He knew then that he loved her.
The revelation came on him so sharply, so acidly, with such overwhelming and uncompromising directness, that his mind reacted to it as to the sudden brink of a chasm. He saw the vast danger of his position. He saw the stupendous fool he had been. He saw, as if some mighty veil had been pulled aside, the stream of tragedy sweeping him on to destruction. And he stopped short, all the manhood in him galvanised into instant determination.
He replied, smiling: "I'm feeling perfectly well, anyway. Beautiful after the snowstorm, isn't it?"
"Yes."
It was so clear, so ominously clear that she would stop to talk to him if he would let her.
Therefore he said, curtly: "I'm afraid it's spoilt all the chances of skating, though.... Pity, isn't it? Well, I won't keep you in the cold—one needs to walk briskly and keep on walking, doesn't one? Good night!"

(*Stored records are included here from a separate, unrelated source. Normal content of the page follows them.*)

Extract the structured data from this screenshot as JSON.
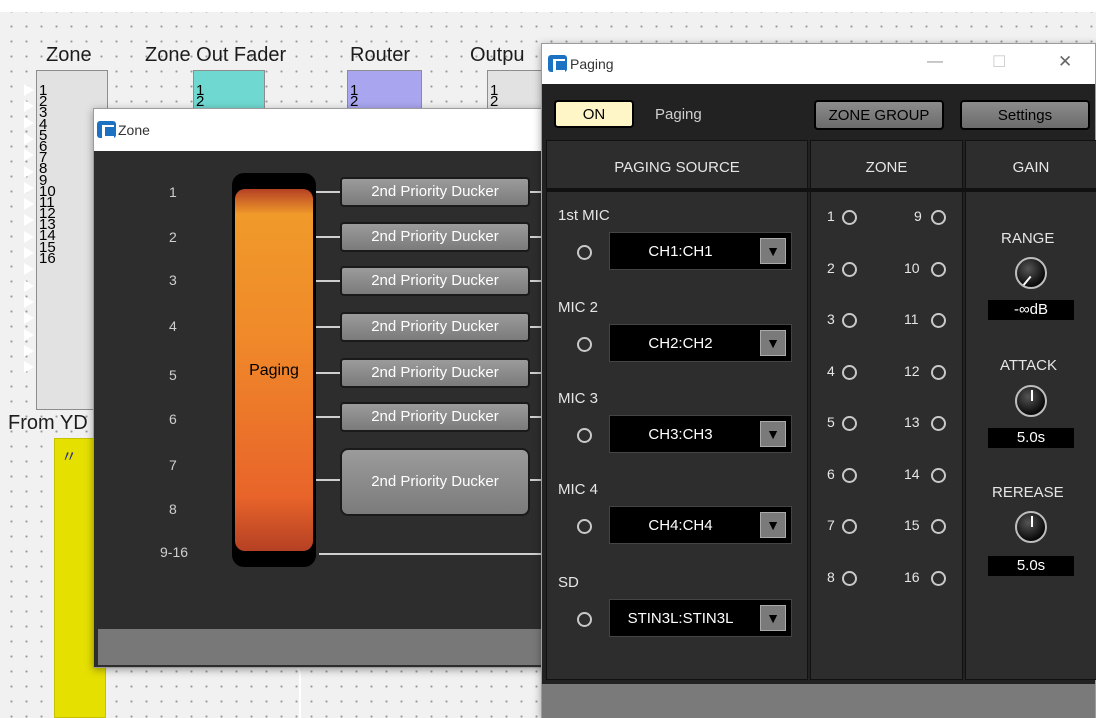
{
  "canvas": {
    "block_titles": {
      "zone": "Zone",
      "zone_out_fader": "Zone Out Fader",
      "router": "Router",
      "output": "Outpu",
      "from": "From YD"
    },
    "zone_numbers": [
      "1",
      "2",
      "3",
      "4",
      "5",
      "6",
      "7",
      "8",
      "9",
      "10",
      "11",
      "12",
      "13",
      "14",
      "15",
      "16"
    ],
    "fader_numbers": [
      "1",
      "2"
    ],
    "router_numbers": [
      "1",
      "2"
    ],
    "output_numbers": [
      "1",
      "2"
    ],
    "colors": {
      "fader": "#6fd8d0",
      "router": "#a9a6ef",
      "from_block": "#e6e000"
    }
  },
  "zone_window": {
    "title": "Zone",
    "channel_labels": [
      "1",
      "2",
      "3",
      "4",
      "5",
      "6",
      "7",
      "8",
      "9-16"
    ],
    "paging_label": "Paging",
    "ducker_labels": [
      "2nd Priority Ducker",
      "2nd Priority Ducker",
      "2nd Priority Ducker",
      "2nd Priority Ducker",
      "2nd Priority Ducker",
      "2nd Priority Ducker",
      "2nd Priority Ducker"
    ]
  },
  "paging_window": {
    "title": "Paging",
    "window_controls": {
      "minimize": "—",
      "maximize": "☐",
      "close": "✕"
    },
    "on_button": "ON",
    "paging_label": "Paging",
    "zone_group_button": "ZONE GROUP",
    "settings_button": "Settings",
    "headers": {
      "source": "PAGING SOURCE",
      "zone": "ZONE",
      "gain": "GAIN"
    },
    "sources": [
      {
        "label": "1st MIC",
        "value": "CH1:CH1"
      },
      {
        "label": "MIC 2",
        "value": "CH2:CH2"
      },
      {
        "label": "MIC 3",
        "value": "CH3:CH3"
      },
      {
        "label": "MIC 4",
        "value": "CH4:CH4"
      },
      {
        "label": "SD",
        "value": "STIN3L:STIN3L"
      }
    ],
    "dropdown_icon": "triangle-down-icon",
    "zones_left": [
      "1",
      "2",
      "3",
      "4",
      "5",
      "6",
      "7",
      "8"
    ],
    "zones_right": [
      "9",
      "10",
      "11",
      "12",
      "13",
      "14",
      "15",
      "16"
    ],
    "gain": {
      "range": {
        "label": "RANGE",
        "value": "-∞dB"
      },
      "attack": {
        "label": "ATTACK",
        "value": "5.0s"
      },
      "release": {
        "label": "REREASE",
        "value": "5.0s"
      }
    }
  }
}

"Good night," she said simply.
Through the fast gathering twilight they went their several ways. When he reached Parminters it was quite dark. He went to the Green Man and had tea in the cosy little firelit inn-parlour with a huge Airedale dog for company. Somehow, he felt happier, now that he knew the truth and was facing it. And by the time he reached Lavery's on the way home he was treating the affair almost jauntily. After all, there was a very simple and certain cure for even the most serious attack of the ailment which he had diagnosed himself as possessing. He must not see Clare again. Never again. No, not even once. How seriously he was taking himself, he thought. Then he laughed, and wondered how he had been so absurd. For it was absurd, incredibly absurd, to suppose himself even remotely in love with Clare! It was unthinkable, impossible, no more to be feared than the collapse of the top storey of Lavery's into the basement. He was a fool, a stupid, self-analysing, self-suspecting fool. He entered Lavery's scorning himself very thoroughly, as much for his cowardly decision not to see Clare again as for his baseless suspicion that he was growing fond of her.
CHAPTER THREE
I
Why was it that whenever he had had any painful scene with Helen the yearning came over him to go and visit Clare, not to complain or to confess or to ask advice, but merely to talk on the most ordinary topics in the world? It was as if Helen drew out of him all the strength and vitality he possessed, leaving him debilitated, and that he craved the renewal of himself that came from Clare and from Clare alone.